Take a breath and calm down. Think again of your actions. Is really everything you were told is bad? And stealing your 'freedom'? The answer is no. Sometimes we need to listen to those words. What's the bad in hearing study more, or focus on school not what Billie Eilish wore for met gala. These are actually positive things. This is a training on focusing on your own life and not other meaningless stuff.
The other form of response is, following everything and take actions based on every data, piece of information stored in your mind without questioning. Whether it's positive or negative. You see your dad disrespected your mom as a child so now you look down at girls or cheat on your girlfriend because that's what a 'man' do. Calm the shit down. Just because you're a guy you don't have to be an asshole. And ladies. Just because Kim Kardashian, or your pretty single auntie showing her ass/boobies all the time that doesn't mean you have to.
So this is the response of copying. Your data is telling you to copy how others behave because you have no personality or stupid. Or avoid all boys/girls because once your were given a dirty look by one or forced you to do something you didn't want.
In both cases the behavior is negative. Because being extreme at something is never healthy. As I already mentioned, I was a sensitive child, and I was told that and made fun of because of it. My brain interpreted emotions as negative things and weakness when in fact emotions are beautiful and something holy.
And just when you think things can't get worse, guess again because it does. At some point. Sometimes maybe most of the times. The trauma is formed as a combination of the two scenarios mentioned above. In my case, as a 14 year old girl. I wanted to be the complete opposite of my child self. Means to be skinny and emotionless, to appear cool and more like my siblings. Which I ,both, rejected everything they told me because they 'didn't understand me' and built toxic habits to escape reality, as well as trying to be like them. It's complicated I know, but that's how our traumatized child behaves.
So the steps here are. What I did in the beginning of the healing journey, I identified the four questions as: sensitive child with strong desire to be different, my family was loving and kind but overprotective which my brain interpreted as strict and severe, my friends had 'cool' hobbies/carefree parents and my teachers thought highly of me because I was a good student (at least in elementary) so here I started to act based on their expectations which developed the love for attention. The memory of the gun and few others built the fear I have and another trauma.
So by now you should've done the same. Spotted the light on your trauma, the cause of it and why it affected you, also the negative/toxic habits you have now. This seems so difficult to do and select, take your time and try to face and accept this truth. Understand it's not your fault. What happened is not your fault, it's the influence of your surroundings. How your brain interpreted those data is also not your fault because that's how the chemical balance of your brain works.

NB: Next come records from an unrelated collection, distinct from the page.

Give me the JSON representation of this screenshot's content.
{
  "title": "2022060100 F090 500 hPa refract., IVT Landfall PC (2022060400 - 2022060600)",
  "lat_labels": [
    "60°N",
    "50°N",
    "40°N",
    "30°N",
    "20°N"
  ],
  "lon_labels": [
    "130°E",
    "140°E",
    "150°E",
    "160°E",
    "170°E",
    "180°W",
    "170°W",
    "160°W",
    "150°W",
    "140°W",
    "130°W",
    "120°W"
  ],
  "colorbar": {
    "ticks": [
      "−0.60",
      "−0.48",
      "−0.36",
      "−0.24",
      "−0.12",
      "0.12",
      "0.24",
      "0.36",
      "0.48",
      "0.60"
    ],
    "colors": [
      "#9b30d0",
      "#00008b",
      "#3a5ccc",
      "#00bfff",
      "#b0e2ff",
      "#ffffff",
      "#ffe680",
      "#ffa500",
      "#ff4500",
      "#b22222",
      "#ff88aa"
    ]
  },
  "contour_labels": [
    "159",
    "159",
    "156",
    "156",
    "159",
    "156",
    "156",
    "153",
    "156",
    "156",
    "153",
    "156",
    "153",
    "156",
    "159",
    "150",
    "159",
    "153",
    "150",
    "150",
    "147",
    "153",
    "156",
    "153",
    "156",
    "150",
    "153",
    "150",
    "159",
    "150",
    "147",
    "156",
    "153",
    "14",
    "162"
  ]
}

Now we need to understand and be full aware of. Most of the struggles are mental because what happened has happened and there is no way to undo that and what left of them, only the memories and emotions. Sometimes things ain't that bad but we overthink them due to fear or anxiety. However, other cases the situation is so complicated and requires careful treatment.
What we focus on now, is what we have. Is to reprogram these information and data into something new and healthy.